Si « les droits de l'homme se présentent comme un ensemble cohérent de principes juridiques fondamentaux qui s'appliquent partout dans le monde tant aux individus qu'aux peuples et qui ont pour but de protéger les prérogatives inhérentes à tout homme et à tous les hommes pris collectivement en raison de l'existence d'une dignité attachée à leur personne et justifiée par leur condition humaine », le droit au développement, en tant que droit de la personne humaine consacre dans cette vision la dignité humaine et s'oppose à toute discrimination entre les êtres humains qui sont intellectuellement égaux et s'opère contre leur exclusion à l'échelle nationale et à leur marginalisation à l'échelle internationale.

Face aux inégalités structurelles qui caractérisent la société internationale et « le modèle de développement procuré par l'économie des pays de l'OCDE qui a rendu les riches plus riches et les pauvres plus pauvres... Le droit au développement est au premier chef la revendication d'une normativité nouvelle, il est l'expression symbolique d'une frustration et d'un espoir.»640(*)

Dans cette optique, le droit des communautés au développement ne peut être rattaché a priori qu'à la vision dominante du modèle de développement. Une vision humaniste mais dont la dérive est l'acculturation de ces populations par la diffusion d'un modèle de développement standardisé et d'un mode de vie externe à leurs traditions et pratiques ancestrales.

En dépit de ces dérives, cette vision semble moins dangereuse qu'un rattachement des droits des communautés locales et autochtones à un droit au développement au sens d'un droit des peuples, ce dernier risque de fragiliser la souveraineté nationale.
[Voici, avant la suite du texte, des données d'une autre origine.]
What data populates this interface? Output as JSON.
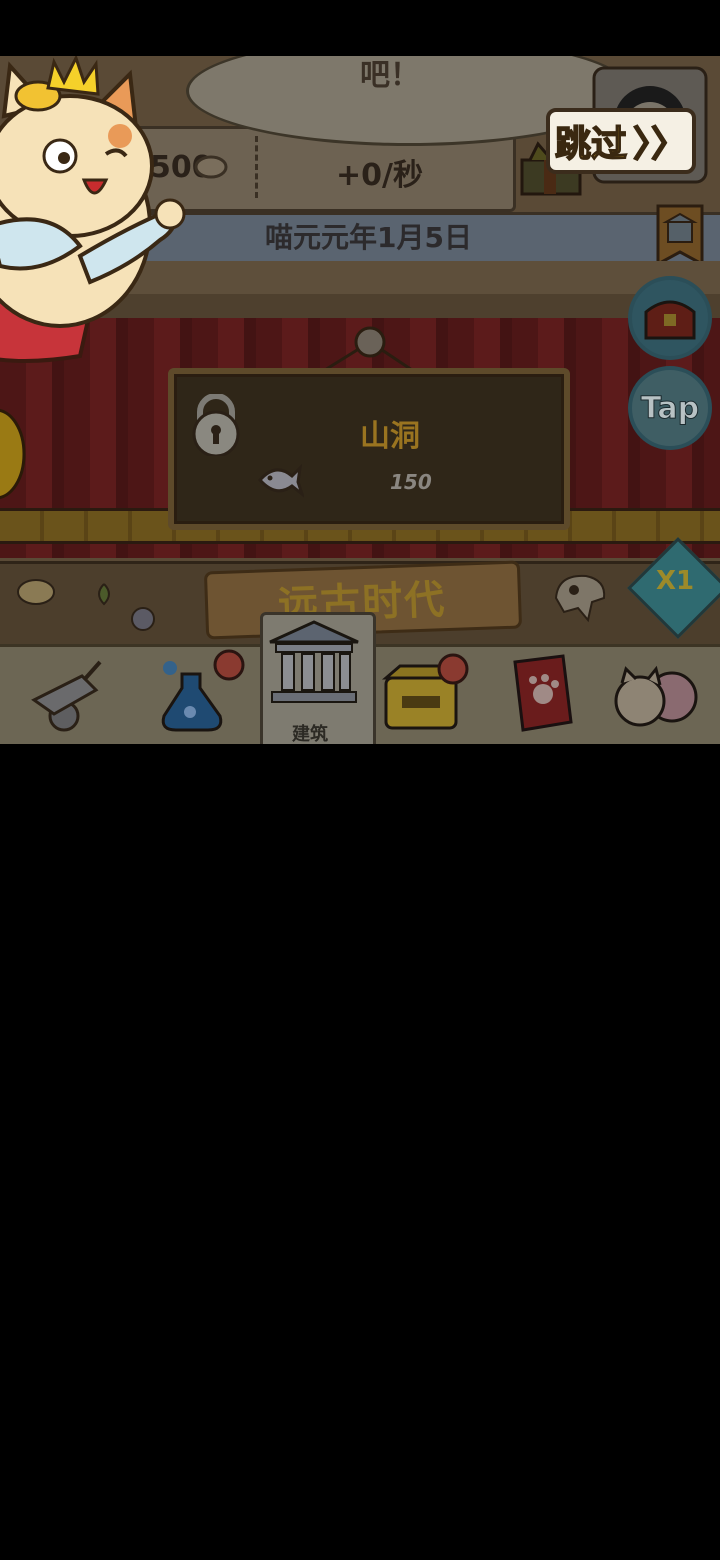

En effet, le droit des populations agricoles locales et autochtones au développement considéré comme un droit des peuples risque de remettre en cause la cohésion au sein des Etats indépendants et d'exacerber les revendications ethniques et minoritaires pour le contrôle des ressources naturelles.

En vertu de ce droit, des modalités de gestion et de répartition des ressources naturelles devraient être conçues afin de contenir ces revendications et de les encadrer juridiquement, ici on souligne la spécificité du problème autochtone reconnue au niveau du Droit International.

En retraçant l'historique des revendications autochtones, on peut affirmer qu `il s'agit plutôt d'une lutte pour le contrôle de leurs territoires, et que ceux ci ont été relayé par des revendications par rapport à la protection d'un patrimoine indigène ou autochtone, donc d'une diversité culturelle au sein de l'Etat qui se matérialise à travers de préservation des identités et des cultures spécifiques.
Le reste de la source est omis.